Womanist theologian Dr. Kelly Brown Douglas writes in Sexuality and the Black Church, “For Blacks to discuss sexuality publicly is like eating watermelon in front of White people.” The history of Black sexuality and its relationship to the (Black) Church is as complex and conflicting as the Hampton Conference itself. But thanks to emerging voices such as Pastor Coates and other progressive clergy, activists, and scholars, the theological tides are shifting. The #BlackLivesMatter movement — started and led by Black queer women — is challenging the Black Church to be more progressive, inclusive, and ultimately transformative. Too many churches preach and practice heteropatriarchal theologies that neglect Christ’s call for love and justice. The Black Church is in desperate need of a ‘theology of intersectionality’ that affirms sexual diversity and attends to the multiplicity of identities within black life.

It has been argued “that everything that the Black church has called a demon, was and is not a demon, but simply nothing more than something the Black church did not have language for, familiarity with, or the courage to come to understand.” Gilliard, like those who orchestrated Coates’ ouster from leadership within the Hampton Minister’s Conference, does not have a clear understanding of what it means to love God’s children who are queer-identified.
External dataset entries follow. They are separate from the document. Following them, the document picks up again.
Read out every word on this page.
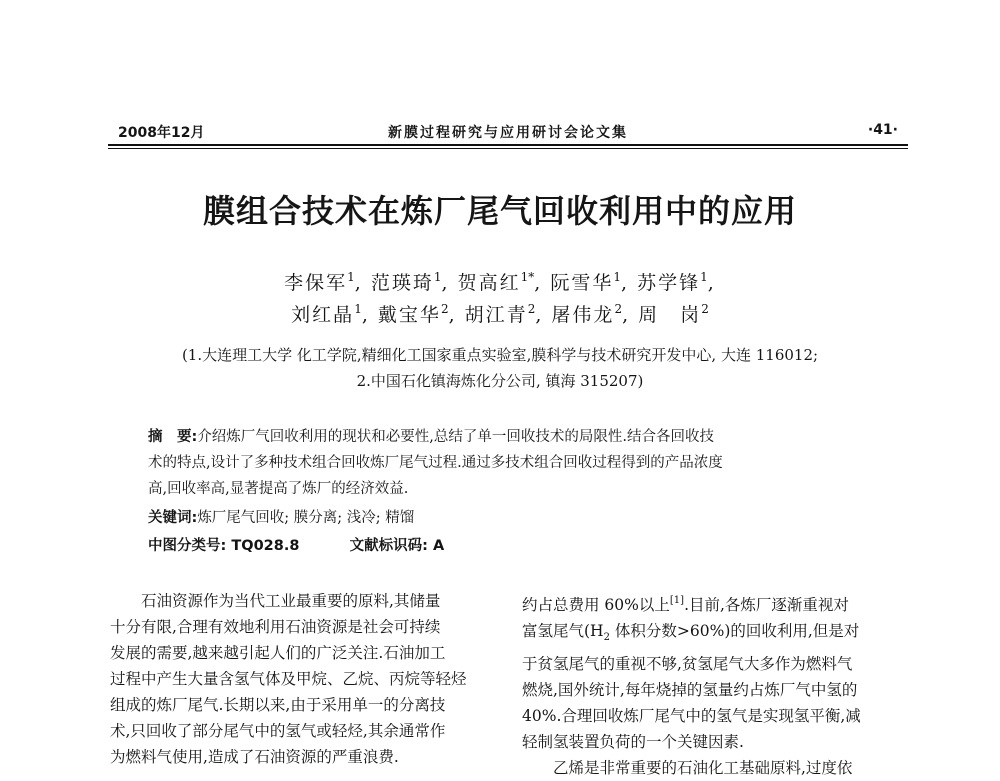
2008年12月	新膜过程研究与应用研讨会论文集	·41·
膜组合技术在炼厂尾气回收利用中的应用
李保军$^1$, 范瑛琦$^1$, 贺高红$^{1*}$, 阮雪华$^1$, 苏学锋$^1$,
刘红晶$^1$, 戴宝华$^2$, 胡江青$^2$, 屠伟龙$^2$, 周　岗$^2$
(1.大连理工大学 化工学院,精细化工国家重点实验室,膜科学与技术研究开发中心, 大连 116012;
2.中国石化镇海炼化分公司, 镇海 315207)
摘　要:介绍炼厂气回收利用的现状和必要性,总结了单一回收技术的局限性.结合各回收技
术的特点,设计了多种技术组合回收炼厂尾气过程.通过多技术组合回收过程得到的产品浓度
高,回收率高,显著提高了炼厂的经济效益.
关键词:炼厂尾气回收; 膜分离; 浅冷; 精馏
中图分类号: TQ028.8	文献标识码: A

石油资源作为当代工业最重要的原料,其储量

十分有限,合理有效地利用石油资源是社会可持续

发展的需要,越来越引起人们的广泛关注.石油加工

过程中产生大量含氢气体及甲烷、乙烷、丙烷等轻烃

组成的炼厂尾气.长期以来,由于采用单一的分离技

术,只回收了部分尾气中的氢气或轻烃,其余通常作

为燃料气使用,造成了石油资源的严重浪费.

约占总费用 60%以上[1].目前,各炼厂逐渐重视对

富氢尾气($H_2$ 体积分数>60%)的回收利用,但是对

于贫氢尾气的重视不够,贫氢尾气大多作为燃料气

燃烧,国外统计,每年烧掉的氢量约占炼厂气中氢的

40%.合理回收炼厂尾气中的氢气是实现氢平衡,减

轻制氢装置负荷的一个关键因素.

乙烯是非常重要的石油化工基础原料,过度依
Rather than respecting the black prophetic tradition or, at the very least, honoring theological diversity, Gilliard demonizes Coates by calling him a “false prophet.” However, any substantial study of Biblical prophecy reveals that prophets resisted the status quo; prophets were most despised by religious and political leadership; prophets stood outside of the prevailing religious way of dong things in order to call out injustices– from Elijah and Huldah to Jeremiah and Isaiah. Coates is a modern day Isaiah, crying out from the theological wilderness that is the Hampton Ministers’ Conference, challenging the Black Church to be as concerned with prophecy as it is piety and prosperity.

Gilliard is right, “choices have consequences.” Queer antagonism, as represented in Coates’s ouster, has consequences for the LGBT community, as police brutality does on the Black community. And like police violence, its’ consequences are destructive, even deadly. How much blood must be sacrificed on the altar of Black Christian tradition to satisfy the idols of homophobia and heteropatriarchy? Queerphobia is the sin that so easily besets the possibility of building a truly beloved community.

The decision to dismiss Rev. Coates from the Executive Council of the Hampton Minister’s Conference was an act of violence enacted against queer sisters and brothers. At a time where 40% of homeless youth identify as LGBT, where trans women of color are murdered with regularity, with a newly emerging movement lead by Black women and queer folk, Black churches and black clergy throughout the nation must make a choice: sit silently or act justly. “Always remember,” Gilliard reminds us, “choices have consequences.”

Ahmad Greene-Hayes is a writer, community organizer, and a Christian freedom fighter who works at the intersection of criminal justice and anti-rape activism.

Nyle Fort is a minister, organizer, and writer based in Newark, NJ.